Faculty of Pure and Applied Mathematics, Hugo Steinhaus Center, Wrocław University of Science and Technology, 50-370 Wrocław, Poland.
Phys Rev E. 2020 Sep;102(3-1):032402. doi: 10.1103/PhysRevE.102.032402.
Single-particle tracking (SPT) has become a popular tool to study the intracellular transport of molecules in living cells. Inferring the character of their dynamics is important, because it determines the organization and functions of the cells. For this reason, one of the first steps in the analysis of SPT data is the identification of the diffusion type of the observed particles. The most popular method to identify the class of a trajectory is based on the mean-square displacement (MSD). However, due to its known limitations, several other approaches have been already proposed. With the recent advances in algorithms and the developments of modern hardware, the classification attempts rooted in machine learning (ML) are of particular interest. In this work, we adopt two ML ensemble algorithms, i.e., random forest and gradient boosting, to the problem of trajectory classification. We present a new set of features used to transform the raw trajectories data into input vectors required by the classifiers. The resulting models are then applied to real data for G protein-coupled receptors and G proteins. The classification results are compared to recent statistical methods going beyond MSD.
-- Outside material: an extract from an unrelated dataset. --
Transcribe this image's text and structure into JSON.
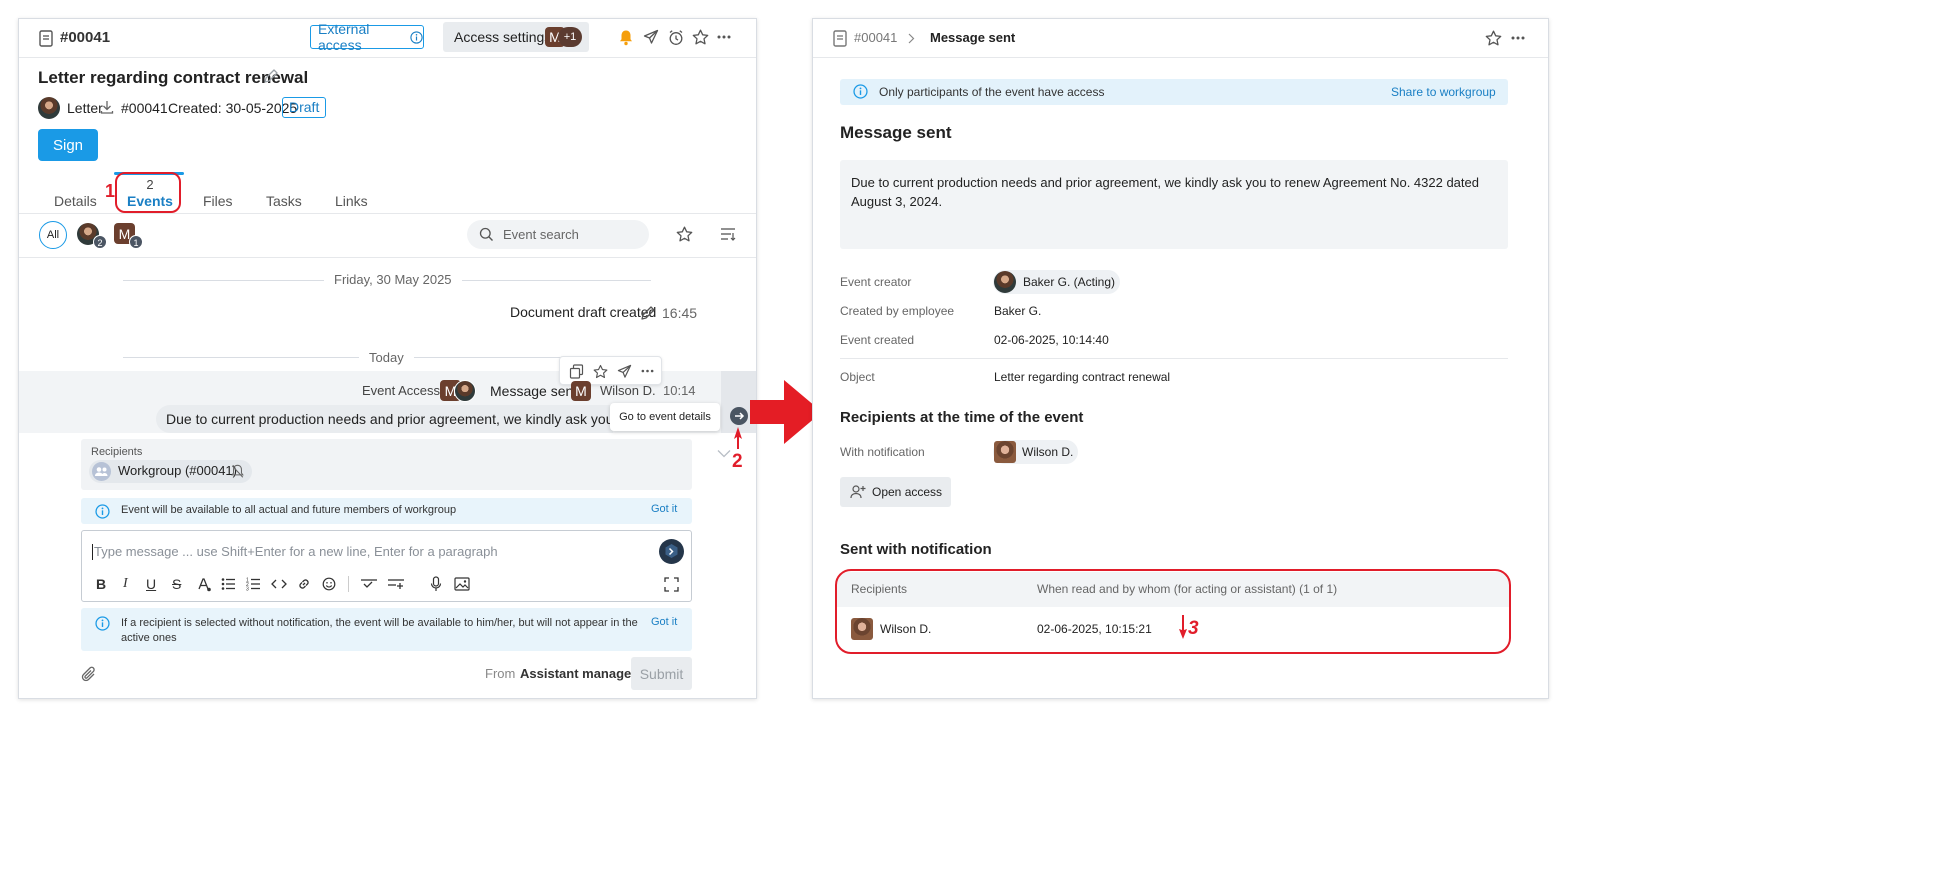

单粒子追踪 (SPT) 已成为研究活细胞内分子内运输的一种流行工具。推断它们动力学的特征很重要,因为它决定了细胞的组织和功能。出于这个原因,SPT 数据分析的第一步之一是识别观察到的粒子的扩散类型。最流行的识别轨迹类别的方法是基于均方根位移 (MSD)。然而,由于其已知的局限性,已经提出了几种其他方法。随着算法的最新进展和现代硬件的发展,基于机器学习 (ML) 的分类尝试特别有趣。在这项工作中,我们将两种 ML 集成算法(即随机森林和梯度提升)应用于轨迹分类问题。我们提出了一组新的特征,用于将原始轨迹数据转换为分类器所需的输入向量。然后,将得到的模型应用于 G 蛋白偶联受体和 G 蛋白的实际数据。将分类结果与超越 MSD 的最新统计方法进行比较。